Enfin, il faut rappeler que le taux moyen d’imposition observé à Paris (18,8% en 2004) est parmi les plus bas de la région, les taux par commune s’échelonnant de 12,7% à 46,8%.
La place économique de Paris reste forte (avec plus de 2 millions d’habitants, 291 000 établissements et 1 650 000 emplois) et son tissu économique marqué par des spécificités positives fortes : - Paris reste pour les entreprises un très bon environnement pour naître et pour se développer les premières années.
Vouloir rester dans les premiers rangs dans la concurrence mondiale nécessite de mettre en œuvre une stratégie de développement économique forte et équilibrée entre les moyens à affecter aux secteurs dominants, émergents et traditionnels.

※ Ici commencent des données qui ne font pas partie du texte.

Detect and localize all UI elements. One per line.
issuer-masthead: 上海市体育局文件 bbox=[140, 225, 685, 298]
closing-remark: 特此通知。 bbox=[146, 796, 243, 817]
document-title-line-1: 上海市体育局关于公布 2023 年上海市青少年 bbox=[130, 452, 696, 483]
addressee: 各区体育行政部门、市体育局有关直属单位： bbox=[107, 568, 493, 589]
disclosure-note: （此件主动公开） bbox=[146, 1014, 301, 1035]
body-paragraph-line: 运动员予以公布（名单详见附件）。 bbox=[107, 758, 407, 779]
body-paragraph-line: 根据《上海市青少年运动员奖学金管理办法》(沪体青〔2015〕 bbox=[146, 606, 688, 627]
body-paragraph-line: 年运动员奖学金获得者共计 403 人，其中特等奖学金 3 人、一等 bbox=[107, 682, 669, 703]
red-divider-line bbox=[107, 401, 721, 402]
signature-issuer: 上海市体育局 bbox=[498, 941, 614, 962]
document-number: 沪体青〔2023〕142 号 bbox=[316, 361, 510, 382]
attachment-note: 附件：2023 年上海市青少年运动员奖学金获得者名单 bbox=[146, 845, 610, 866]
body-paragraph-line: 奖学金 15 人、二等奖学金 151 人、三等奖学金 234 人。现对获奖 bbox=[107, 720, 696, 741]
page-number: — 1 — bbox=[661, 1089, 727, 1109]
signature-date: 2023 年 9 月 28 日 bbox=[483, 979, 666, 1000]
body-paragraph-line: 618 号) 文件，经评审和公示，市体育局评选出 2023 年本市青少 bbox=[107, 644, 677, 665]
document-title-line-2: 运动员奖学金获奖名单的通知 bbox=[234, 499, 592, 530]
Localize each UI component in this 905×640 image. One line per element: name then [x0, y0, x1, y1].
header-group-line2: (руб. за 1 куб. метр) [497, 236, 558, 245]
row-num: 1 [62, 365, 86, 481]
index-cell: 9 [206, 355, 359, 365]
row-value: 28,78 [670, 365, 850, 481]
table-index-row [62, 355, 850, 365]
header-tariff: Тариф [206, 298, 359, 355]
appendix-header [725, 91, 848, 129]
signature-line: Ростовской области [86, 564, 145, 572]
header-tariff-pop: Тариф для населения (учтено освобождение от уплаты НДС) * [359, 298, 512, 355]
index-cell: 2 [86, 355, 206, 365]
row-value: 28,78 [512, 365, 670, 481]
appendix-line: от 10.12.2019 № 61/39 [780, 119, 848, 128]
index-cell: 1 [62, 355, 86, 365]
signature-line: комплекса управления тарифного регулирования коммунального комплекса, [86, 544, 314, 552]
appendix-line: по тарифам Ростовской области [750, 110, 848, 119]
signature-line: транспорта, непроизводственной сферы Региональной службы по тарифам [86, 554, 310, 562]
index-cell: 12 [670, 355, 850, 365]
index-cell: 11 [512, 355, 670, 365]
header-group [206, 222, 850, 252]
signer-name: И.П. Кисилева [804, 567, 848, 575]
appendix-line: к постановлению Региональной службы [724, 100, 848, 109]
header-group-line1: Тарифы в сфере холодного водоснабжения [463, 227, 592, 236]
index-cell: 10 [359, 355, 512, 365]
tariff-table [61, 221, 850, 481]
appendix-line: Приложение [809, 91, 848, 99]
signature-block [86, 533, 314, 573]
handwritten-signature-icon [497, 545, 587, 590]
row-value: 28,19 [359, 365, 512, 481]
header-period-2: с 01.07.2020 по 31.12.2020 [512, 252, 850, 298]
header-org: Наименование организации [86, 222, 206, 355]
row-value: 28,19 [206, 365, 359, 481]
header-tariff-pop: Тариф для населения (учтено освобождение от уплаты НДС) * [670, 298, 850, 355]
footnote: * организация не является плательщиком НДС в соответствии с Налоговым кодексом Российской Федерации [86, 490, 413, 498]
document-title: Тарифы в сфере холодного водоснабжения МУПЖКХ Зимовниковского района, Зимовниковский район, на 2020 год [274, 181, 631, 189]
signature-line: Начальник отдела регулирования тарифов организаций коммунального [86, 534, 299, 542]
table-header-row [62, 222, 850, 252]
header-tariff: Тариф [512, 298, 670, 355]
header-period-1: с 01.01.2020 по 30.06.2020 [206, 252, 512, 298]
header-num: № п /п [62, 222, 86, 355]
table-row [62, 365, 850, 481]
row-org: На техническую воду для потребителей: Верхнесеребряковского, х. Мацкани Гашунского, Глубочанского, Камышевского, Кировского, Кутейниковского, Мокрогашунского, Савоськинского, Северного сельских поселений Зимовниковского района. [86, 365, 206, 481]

Celle-ci pourrait s’orienter autour de trois axes à l’image de ce que nous proposons de nommer le « trépied de l’économie de Paris ». Cette stratégie pourrait s’intégrer dans un « scénario » (6) de « Paris Grande Métropole européenne », c'est-à-dire : - une capitale ouverte sur sa région et sur le monde, avec une base économique diversifiée, et maintenant une mixité urbaine globale ; - une capitale internationale sachant maintenir un équilibre social et générationnel, avec un nombre d’emplois qui ne baisserait plus, voire augmenterait à nouveau ; - le maintien d’une population équilibrée, garante d’un tissu de services de proximité ; - le développement d’activités ouvertes à l’international et une montée en gamme pour le tourisme.